In the first 10 seconds of arriving at your site many users will have already made a decision in their minds. In this time visitors gather a large range of impressions: company quality and size, product range, product offering and price. They either connect and feel they are in the right place or leave.

Website owners need to look at their websites objectively and ask this type of questions:

  • Does my site look attractive and professional?
  • Does my website properly reflect what we do?
  • Would a complete stranger know how we can help them within 10 seconds of visiting our site?
  • What is the overall message my site is sending?
  • Do I have clear calls to action?
  • Is it easy for someone to find what they are looking for?
  • Is my contact information obvious?

In my experience I have seen some incredibly convincing results that good graphic design can positively increase sales. One particular ecommerce site is our best example of this:

The site was consistently selling around 6000USD per month before we took it on.

Without any further advertising or increases in traffic, but just by applying a totally revised look the site sales shot up to 10,000USD per month instantly.

The second redesign of the site, after extensive user testing has again increased sales to 13 – 15,000USD per month.

Don’t forget that your website can say a lot for your business. Make sure your site is saying the right things.

More people buy from the experts. Are you an expert?

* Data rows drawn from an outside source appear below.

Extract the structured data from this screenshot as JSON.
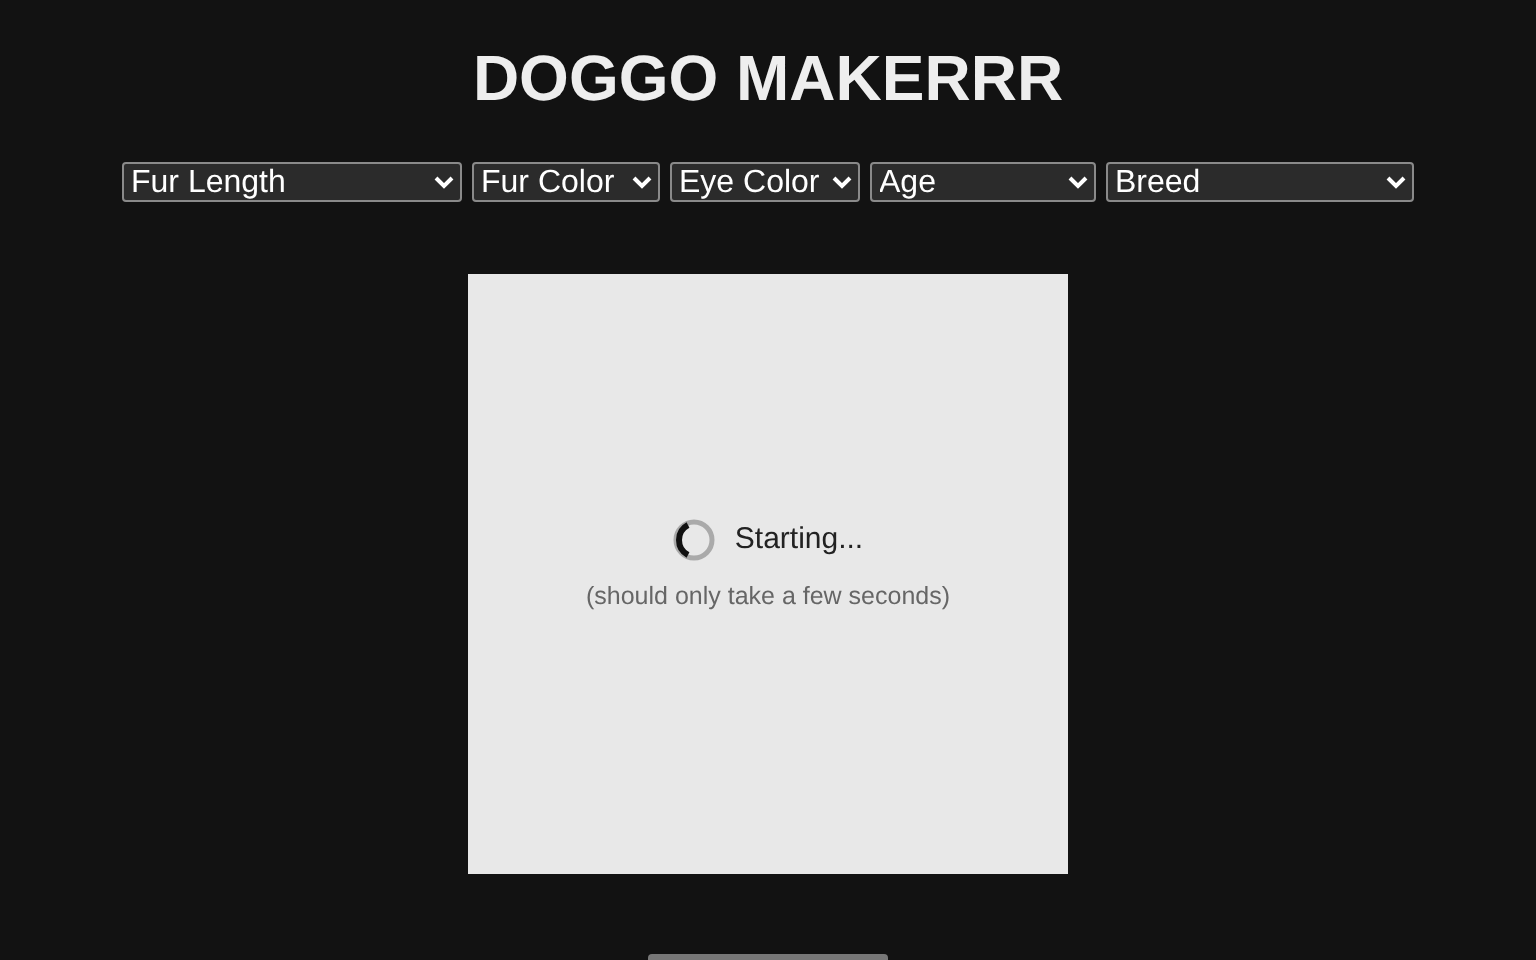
{
  "title": "DOGGO MAKERRR",
  "filters": [
    {
      "label": "Fur Length"
    },
    {
      "label": "Fur Color"
    },
    {
      "label": "Eye Color"
    },
    {
      "label": "Age"
    },
    {
      "label": "Breed"
    }
  ],
  "preview": {
    "status": "Starting...",
    "note": "(should only take a few seconds)"
  }
}
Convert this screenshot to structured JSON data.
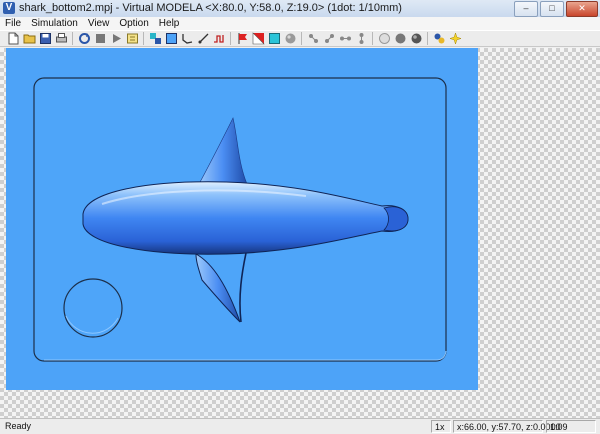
{
  "window": {
    "title": "shark_bottom2.mpj - Virtual MODELA <X:80.0, Y:58.0, Z:19.0> (1dot: 1/10mm)",
    "app_icon_letter": "V",
    "controls": {
      "minimize": "–",
      "maximize": "□",
      "close": "✕"
    }
  },
  "menu": {
    "items": [
      {
        "label": "File"
      },
      {
        "label": "Simulation"
      },
      {
        "label": "View"
      },
      {
        "label": "Option"
      },
      {
        "label": "Help"
      }
    ]
  },
  "toolbar": {
    "groups": [
      [
        "new-file-icon",
        "open-folder-icon",
        "save-icon",
        "print-icon"
      ],
      [
        "restart-icon",
        "stop-icon",
        "play-icon",
        "step-icon"
      ],
      [
        "mill-view-icon",
        "material-icon",
        "flat-mill-icon",
        "ball-mill-icon",
        "cutting-path-icon"
      ],
      [
        "red-flag-icon",
        "red-white-icon",
        "cyan-square-icon",
        "gray-sphere-icon"
      ],
      [
        "rotate-view-1-icon",
        "rotate-view-2-icon",
        "rotate-view-3-icon",
        "rotate-view-4-icon"
      ],
      [
        "shade-light-icon",
        "shade-dark-icon",
        "shade-full-icon"
      ],
      [
        "color-wheel-icon",
        "sparkle-icon"
      ]
    ]
  },
  "colors": {
    "material": "#4da3f8",
    "model": "#3d7ff2",
    "model_highlight": "#9fcbfb",
    "pocket_edge": "#1c2f4a"
  },
  "status": {
    "message": "Ready",
    "zoom": "1x",
    "coords": "x:66.00, y:57.70, z:0.0000",
    "time": "1:09"
  }
}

Piranha Designs - Thursday, June 09, 2011
On the web there are some websites that sell everything. Amazon and ebay are the biggest ones. These sites are hugely successful.

However there are also a large number of businesses that seem to offer a load of different services. This can be rather confusing and not as beneficial as it sounds. As business owners it seems good to have as many bases covered as possible, but as a customer this is not always the case.

Let’s imagine you are looking to buy a fountain pen.

Now you search online and you find many different websites selling fountain pens. One of them is a stationery site that sells thousands of products, it has good prices and looks interesting. Now you check another site and see that this one is a fountain pen expert site. It is a store focussed on fountain pens. They have a lot of information, good prices but above all they know their stuff, and that’s all they sell.

Who would you most likely buy from?
The stationery site that happens to sell fountain pens? Or the fountain pen expert?

On the web it pays to be an expert. There are many people out there who claim to do everything. It is often better to claim to do very few things and do them really well.

Can you focus your website a bit more? Can you perhaps make multiple sites each of them concentrating on one area of your business? Analyse your site, do your visitors know what you do straight away, and are you portrayed as an expert?

I don’t know about you, but I prefer to buy from the experts.